Oh, sure, the practice of “pharmacy benefit management” isn’t going away anytime soon, if ever: large purchasers of drugs will want to pool their demand, to the extent legally permissible, to extract price concessions from pharma manufacturers. That’s basic economics. But the concept that one company—an insurer or employer health plan—should hire another company—a PBM—to perform this activity in such a manner as to drive pharma commercialization practices, and to create “misaligned incentives” (as FDA Commissioner Scott Gottlieb recently attested) has put the PBM business in an increasingly untenable position.
The proposed Cigna acquisition, at $52 billion (plus $15 billion in assumed debt)—a 31% premium over ESI’s March 7 closing price—is to be completed, if federal antitrust reviews go smoothly, at the end of this year. Cigna estimates that $600 million in synergies can be obtained (mostly from “administrative efficiencies”); and that the earnings per share of the resulting entity will be double that of the individual companies’ by 2021. David Cordani, current Cigna CEO, will be president and CEO of the combined company; Tim Wentworth, Express Scripts CEO, will be president of the Express Scripts subsidiary (the way this is phrased implies that both companies will retain their corporate brands; the companies say that both the Cigna HQ in Bloomfield, CT, and the ESI HQ in St. Louis will be retained.)

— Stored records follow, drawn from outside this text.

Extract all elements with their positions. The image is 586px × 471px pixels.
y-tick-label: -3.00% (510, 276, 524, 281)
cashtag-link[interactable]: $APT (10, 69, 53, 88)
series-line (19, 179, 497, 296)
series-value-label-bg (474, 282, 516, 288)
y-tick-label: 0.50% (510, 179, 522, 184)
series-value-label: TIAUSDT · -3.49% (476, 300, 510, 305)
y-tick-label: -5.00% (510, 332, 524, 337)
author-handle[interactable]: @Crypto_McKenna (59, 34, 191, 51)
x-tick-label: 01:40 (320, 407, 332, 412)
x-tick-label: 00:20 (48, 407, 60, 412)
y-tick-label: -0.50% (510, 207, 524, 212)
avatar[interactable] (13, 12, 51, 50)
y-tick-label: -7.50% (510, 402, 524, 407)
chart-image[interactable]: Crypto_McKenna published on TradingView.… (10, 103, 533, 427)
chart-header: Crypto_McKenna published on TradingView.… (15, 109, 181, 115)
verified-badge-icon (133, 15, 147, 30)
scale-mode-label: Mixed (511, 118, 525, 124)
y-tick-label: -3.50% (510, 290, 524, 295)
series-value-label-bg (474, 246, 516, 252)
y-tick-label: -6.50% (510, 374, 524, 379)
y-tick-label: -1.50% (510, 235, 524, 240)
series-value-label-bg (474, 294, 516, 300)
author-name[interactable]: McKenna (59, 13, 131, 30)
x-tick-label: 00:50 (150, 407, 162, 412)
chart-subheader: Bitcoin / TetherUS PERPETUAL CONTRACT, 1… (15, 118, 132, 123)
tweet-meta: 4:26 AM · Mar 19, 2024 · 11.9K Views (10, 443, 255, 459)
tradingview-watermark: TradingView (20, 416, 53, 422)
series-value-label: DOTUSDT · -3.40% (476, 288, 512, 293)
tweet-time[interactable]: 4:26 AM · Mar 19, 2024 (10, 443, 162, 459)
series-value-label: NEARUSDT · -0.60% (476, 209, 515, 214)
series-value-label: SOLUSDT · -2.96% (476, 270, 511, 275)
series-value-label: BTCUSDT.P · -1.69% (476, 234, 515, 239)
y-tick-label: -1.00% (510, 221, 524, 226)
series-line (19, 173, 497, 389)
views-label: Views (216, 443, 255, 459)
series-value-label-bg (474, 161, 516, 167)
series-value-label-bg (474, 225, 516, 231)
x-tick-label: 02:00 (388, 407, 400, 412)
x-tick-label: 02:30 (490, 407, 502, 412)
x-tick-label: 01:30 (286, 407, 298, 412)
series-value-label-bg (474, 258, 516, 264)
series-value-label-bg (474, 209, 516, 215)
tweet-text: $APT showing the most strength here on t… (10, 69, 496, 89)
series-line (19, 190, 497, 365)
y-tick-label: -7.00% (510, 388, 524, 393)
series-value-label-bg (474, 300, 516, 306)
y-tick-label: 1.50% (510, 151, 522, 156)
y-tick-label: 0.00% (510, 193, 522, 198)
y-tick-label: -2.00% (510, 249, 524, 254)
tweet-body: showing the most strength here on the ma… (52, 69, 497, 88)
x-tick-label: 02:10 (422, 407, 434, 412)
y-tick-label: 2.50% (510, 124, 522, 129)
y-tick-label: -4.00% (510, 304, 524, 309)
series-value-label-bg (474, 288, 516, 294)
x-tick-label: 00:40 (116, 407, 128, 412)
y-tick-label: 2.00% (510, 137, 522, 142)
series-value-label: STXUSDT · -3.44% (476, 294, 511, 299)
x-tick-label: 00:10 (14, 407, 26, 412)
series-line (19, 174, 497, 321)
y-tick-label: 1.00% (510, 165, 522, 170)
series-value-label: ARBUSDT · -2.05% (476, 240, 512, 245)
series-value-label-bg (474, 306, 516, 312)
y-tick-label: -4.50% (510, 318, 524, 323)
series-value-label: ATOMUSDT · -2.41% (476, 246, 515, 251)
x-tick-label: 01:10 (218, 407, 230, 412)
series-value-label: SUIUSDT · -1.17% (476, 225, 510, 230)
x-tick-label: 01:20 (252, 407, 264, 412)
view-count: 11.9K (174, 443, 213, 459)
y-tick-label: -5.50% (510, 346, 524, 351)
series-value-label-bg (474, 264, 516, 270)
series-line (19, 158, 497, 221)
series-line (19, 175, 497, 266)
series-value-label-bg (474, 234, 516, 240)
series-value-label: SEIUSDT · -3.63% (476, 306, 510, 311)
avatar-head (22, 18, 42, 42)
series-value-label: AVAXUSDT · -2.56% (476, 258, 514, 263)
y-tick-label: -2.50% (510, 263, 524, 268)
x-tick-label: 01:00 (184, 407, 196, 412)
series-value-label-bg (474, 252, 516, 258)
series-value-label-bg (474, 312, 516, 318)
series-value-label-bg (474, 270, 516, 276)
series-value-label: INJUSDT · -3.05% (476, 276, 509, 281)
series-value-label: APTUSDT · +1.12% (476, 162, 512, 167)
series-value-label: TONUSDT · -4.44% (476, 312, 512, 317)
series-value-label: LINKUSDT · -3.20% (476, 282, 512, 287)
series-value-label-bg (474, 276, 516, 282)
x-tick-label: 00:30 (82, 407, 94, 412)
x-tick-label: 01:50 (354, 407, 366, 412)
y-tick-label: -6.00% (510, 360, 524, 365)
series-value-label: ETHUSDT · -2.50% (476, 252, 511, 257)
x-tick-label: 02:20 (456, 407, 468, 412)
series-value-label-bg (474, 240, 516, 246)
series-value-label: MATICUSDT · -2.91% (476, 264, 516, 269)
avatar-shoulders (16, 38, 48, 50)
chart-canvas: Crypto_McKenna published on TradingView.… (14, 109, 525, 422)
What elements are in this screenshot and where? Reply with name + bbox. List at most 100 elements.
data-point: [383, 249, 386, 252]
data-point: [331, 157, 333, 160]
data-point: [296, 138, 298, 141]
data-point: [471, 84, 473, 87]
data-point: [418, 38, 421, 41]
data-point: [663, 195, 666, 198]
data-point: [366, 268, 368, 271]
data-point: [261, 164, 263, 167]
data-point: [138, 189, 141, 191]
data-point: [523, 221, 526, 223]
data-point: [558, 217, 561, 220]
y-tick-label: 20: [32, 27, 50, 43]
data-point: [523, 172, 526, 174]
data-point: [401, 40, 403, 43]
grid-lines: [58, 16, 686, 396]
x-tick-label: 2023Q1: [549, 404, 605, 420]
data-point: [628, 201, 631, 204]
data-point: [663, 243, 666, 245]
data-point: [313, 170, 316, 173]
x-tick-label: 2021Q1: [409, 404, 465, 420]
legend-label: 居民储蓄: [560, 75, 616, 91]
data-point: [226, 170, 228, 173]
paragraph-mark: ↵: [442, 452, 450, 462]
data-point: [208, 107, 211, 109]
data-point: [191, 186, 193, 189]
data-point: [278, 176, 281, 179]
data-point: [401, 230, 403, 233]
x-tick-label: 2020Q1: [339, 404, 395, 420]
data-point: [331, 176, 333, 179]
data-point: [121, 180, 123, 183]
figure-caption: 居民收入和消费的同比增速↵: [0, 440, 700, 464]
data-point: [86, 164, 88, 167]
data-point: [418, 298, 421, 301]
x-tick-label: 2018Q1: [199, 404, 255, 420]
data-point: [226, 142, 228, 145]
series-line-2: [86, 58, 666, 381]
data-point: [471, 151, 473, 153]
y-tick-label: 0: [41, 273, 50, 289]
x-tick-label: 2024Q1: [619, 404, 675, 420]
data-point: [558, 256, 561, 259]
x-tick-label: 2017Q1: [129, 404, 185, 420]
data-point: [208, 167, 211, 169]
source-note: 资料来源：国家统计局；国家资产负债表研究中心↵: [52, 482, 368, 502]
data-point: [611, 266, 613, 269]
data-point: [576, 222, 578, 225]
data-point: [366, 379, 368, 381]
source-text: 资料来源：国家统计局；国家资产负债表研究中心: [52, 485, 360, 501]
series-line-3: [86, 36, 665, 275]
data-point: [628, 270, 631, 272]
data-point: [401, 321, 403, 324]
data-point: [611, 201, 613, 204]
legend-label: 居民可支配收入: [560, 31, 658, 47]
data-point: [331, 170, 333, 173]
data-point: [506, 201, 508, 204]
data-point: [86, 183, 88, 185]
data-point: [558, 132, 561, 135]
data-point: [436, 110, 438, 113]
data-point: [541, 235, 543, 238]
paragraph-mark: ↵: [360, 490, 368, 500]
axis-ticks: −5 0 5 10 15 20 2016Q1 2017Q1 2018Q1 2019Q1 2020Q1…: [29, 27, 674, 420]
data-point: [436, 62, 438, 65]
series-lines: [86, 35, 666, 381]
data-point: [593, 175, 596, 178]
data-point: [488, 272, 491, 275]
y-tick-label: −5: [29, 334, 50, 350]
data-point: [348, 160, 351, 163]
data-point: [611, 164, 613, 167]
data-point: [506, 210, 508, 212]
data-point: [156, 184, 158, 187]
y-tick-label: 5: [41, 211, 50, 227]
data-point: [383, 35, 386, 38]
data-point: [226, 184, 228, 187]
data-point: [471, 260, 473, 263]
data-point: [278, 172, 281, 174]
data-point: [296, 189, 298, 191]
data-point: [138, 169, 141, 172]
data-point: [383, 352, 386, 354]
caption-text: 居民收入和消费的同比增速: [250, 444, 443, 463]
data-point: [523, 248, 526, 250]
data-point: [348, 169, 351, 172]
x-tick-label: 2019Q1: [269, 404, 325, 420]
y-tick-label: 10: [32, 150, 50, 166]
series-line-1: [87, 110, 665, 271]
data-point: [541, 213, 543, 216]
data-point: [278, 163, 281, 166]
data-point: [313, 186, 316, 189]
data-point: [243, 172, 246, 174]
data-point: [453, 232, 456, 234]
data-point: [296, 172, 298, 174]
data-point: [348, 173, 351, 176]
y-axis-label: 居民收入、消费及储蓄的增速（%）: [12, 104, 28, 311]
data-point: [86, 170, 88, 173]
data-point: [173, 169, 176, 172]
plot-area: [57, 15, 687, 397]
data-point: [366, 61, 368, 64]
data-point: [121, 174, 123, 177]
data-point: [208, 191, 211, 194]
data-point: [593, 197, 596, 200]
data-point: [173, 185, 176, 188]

For the pharma industry, the companies didn’t say much; a slide presentation at the time of the announcement indicates that the merger will improve the value proposition for pharma by moving the companies from “finance purchase of most drugs” to “support therapy innovation and value-based outcomes through real world insights.” Anyone up for bigger drug exclusion lists?
The companies’ joint statement aims to square the circle by offering greater service personalization, and greater consumer choice, by combining two giant leaders in each of their categories; ESI is also clear that it will continue to provide PBM services to other health plans. The Federal Trade Commission will have a lot to say about these matters. What is intriguing is to integrate information on the cost and outcomes of healthcare service with information on drug regimens, the better to manage preventive care and chronic care. ESI was moving in this direction already with the $3.7-billion acquisition of EviCore, a medical benefit management company, which just closed in December. Payers, and pharma marketers, have struggled to figure out how to control costs and revenues between drugs reimbursed as a medical benefit versus a pharmacy benefit; the Cigna-ESI consolidation will provide a better handle on this.
Stepping back, the Cigna-ESI deal represents something of a milestone in the history of the PBM business; ESI is the last of the leading PBMs to retain its independence from other healthcare entities. The OptumRx PBM is a unit of insurer and healthcare provider UnitedHealth; Caremark has been a unit of CVS Health since 2007, and CVS Health is currently working through the acquisition of insurer Aetna. (ESI, OptumRx and Caremark are estimated to manage the care of 80% of the US PBM market, although there are dozens of smaller PBMs.) Major insurers like Anthem are building their own PBMs.
From the insurer perspective, 2017 was the rocky year where major consolidations were attempted (Aetna-Humana and Athem-Cigna), only to be blocked by antitrust concerns. The otherworldly conflict between the Trump Administration, which is doing as much as it can to undercut the Affordable Care Act—which is a reorganization of health insurance as much as anything else—even after Congress voted down its abolition, has harmed insurers’ ability to plan and function.
Much of the business press brings up Amazon, and its purported entry into pharmacy and drug distribution, as the boogeyman that everyone is adjusting to; but Amazon might rightly look at all that is going on and decide to stay away from this scrum for the time being. The overarching worry by all the publicly traded organizations in healthcare service is how to maintain profitability in the face of stingier government support of healthcare, rising drug and medical costs, and disruptive technological drivers.